What will life be like in this reduced-child, ageing Britain? A glance at China’s 35-year-old experiment in population control shows that it’s not necessarily good news. A study published last year in Science endorsed the Chinese media stories about ‘Little Emperor Syndrome’ in the generation of children born after the introduction of the one-child policy in 1979, who have been lavished with attention from their elders. The authors concluded that the children of this policy grew up to be ‘less trusting, less trustworthy, more risk averse, less competitive, more pessimistic and less conscientious’. Crucially, the scientists said that the existence of cousins and socialisation in childcare did not compensate for the absence of siblings. So this may not be the blueprint for producing well-adjusted people.

And there are much broader demographic impacts caused by the rapid emergence of a generation of lone children. China’s ‘four, two, one’ phenomenon, for instance, sees one child effectively providing economic support for potentially two parents and four grandparents. How ironic that the cost of living here is pushing middle-class Britons in that direction just as China relaxes its rules.

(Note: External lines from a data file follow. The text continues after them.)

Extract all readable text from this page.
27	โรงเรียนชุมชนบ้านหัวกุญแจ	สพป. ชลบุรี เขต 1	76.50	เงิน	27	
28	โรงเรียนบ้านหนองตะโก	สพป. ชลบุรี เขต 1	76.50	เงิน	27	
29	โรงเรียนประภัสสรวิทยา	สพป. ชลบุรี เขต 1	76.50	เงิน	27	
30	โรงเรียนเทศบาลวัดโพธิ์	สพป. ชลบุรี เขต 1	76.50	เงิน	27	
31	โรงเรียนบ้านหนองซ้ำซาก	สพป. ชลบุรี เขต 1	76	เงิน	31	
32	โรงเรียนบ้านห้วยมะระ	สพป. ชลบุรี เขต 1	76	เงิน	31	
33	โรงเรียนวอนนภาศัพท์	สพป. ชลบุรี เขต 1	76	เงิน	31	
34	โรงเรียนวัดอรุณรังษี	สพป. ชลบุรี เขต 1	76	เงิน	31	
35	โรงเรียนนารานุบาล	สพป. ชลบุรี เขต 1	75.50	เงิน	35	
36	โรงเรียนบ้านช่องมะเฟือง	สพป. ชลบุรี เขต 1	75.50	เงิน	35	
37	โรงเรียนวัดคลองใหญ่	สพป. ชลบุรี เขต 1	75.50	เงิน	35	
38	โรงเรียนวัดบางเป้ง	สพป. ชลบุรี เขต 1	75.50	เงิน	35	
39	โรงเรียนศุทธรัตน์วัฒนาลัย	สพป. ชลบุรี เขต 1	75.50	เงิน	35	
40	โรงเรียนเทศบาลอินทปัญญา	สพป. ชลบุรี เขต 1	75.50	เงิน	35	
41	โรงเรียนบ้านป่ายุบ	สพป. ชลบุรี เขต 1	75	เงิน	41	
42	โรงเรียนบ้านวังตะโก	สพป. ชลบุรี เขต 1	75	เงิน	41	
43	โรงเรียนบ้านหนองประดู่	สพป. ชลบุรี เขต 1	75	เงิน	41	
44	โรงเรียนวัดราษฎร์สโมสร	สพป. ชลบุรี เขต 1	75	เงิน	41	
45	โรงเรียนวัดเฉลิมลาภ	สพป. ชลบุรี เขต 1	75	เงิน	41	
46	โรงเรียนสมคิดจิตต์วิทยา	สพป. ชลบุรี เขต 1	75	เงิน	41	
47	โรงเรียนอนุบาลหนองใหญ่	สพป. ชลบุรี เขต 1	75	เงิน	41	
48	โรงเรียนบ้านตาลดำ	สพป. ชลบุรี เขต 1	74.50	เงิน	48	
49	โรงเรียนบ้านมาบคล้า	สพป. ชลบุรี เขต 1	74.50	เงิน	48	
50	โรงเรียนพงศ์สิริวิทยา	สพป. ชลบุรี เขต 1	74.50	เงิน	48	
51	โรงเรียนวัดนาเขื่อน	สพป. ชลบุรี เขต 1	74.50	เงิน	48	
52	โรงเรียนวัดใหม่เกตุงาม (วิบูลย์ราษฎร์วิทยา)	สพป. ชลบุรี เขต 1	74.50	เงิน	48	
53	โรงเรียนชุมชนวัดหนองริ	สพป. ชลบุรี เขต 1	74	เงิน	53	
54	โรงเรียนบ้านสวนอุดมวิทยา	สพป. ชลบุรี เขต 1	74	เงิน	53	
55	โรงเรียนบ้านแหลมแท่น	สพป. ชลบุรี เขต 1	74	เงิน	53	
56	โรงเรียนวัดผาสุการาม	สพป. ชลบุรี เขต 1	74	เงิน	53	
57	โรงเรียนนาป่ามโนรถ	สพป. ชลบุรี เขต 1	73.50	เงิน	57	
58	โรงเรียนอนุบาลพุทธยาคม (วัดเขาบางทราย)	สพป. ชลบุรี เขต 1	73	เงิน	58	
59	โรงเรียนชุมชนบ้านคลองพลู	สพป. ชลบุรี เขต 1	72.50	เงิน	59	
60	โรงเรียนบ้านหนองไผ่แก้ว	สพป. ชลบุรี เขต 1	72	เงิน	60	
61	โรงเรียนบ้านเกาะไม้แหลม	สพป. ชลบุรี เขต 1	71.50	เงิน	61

The more fearful lesson of China is that, when people know they can only have one child, they start to choose what they get. If boys are preferred, then far more are born than girls. Some studies identify 30 million ‘missing’ girls, which means no blushing brides for millions of Chinese bachelors. For these men the result is social stigma, higher rates of depression, alcoholism and more aggressive behaviour. Some reports suggest that the 2011 National Census for the UK has shown the problem of gender-specific abortion is starting to crop up here, too.

There are plenty of things the British government could do to help out those wanting bigger families, and do their bit to defuse the ‘population bomb’ we keep being told about. The Warwick economist Jonathan Cave has a list: build more houses, make bigger ones cheaper; deflate the housing bubble; tax breaks for nannies, and more help for those trying to create the taxpayers of tomorrow. Even HS2, he says, may help — if it connects property hotspots with the land of cheaper bungalows, then help may be on its way. By 2032.

But for now, a new rule of thumb is creeping in across Britain: if you’re middle-class and have just one child, then you can probably afford the life you expected. But if you have more than one child, you can expect to struggle. This is, in effect, a British version of the one-child policy, and it has arrived not by design, but by accident. For me, this means that a two-up-two-down on the dark side of the moon — where Crossrail arrives in 2018 — will have to do. And bunk-beds, of course.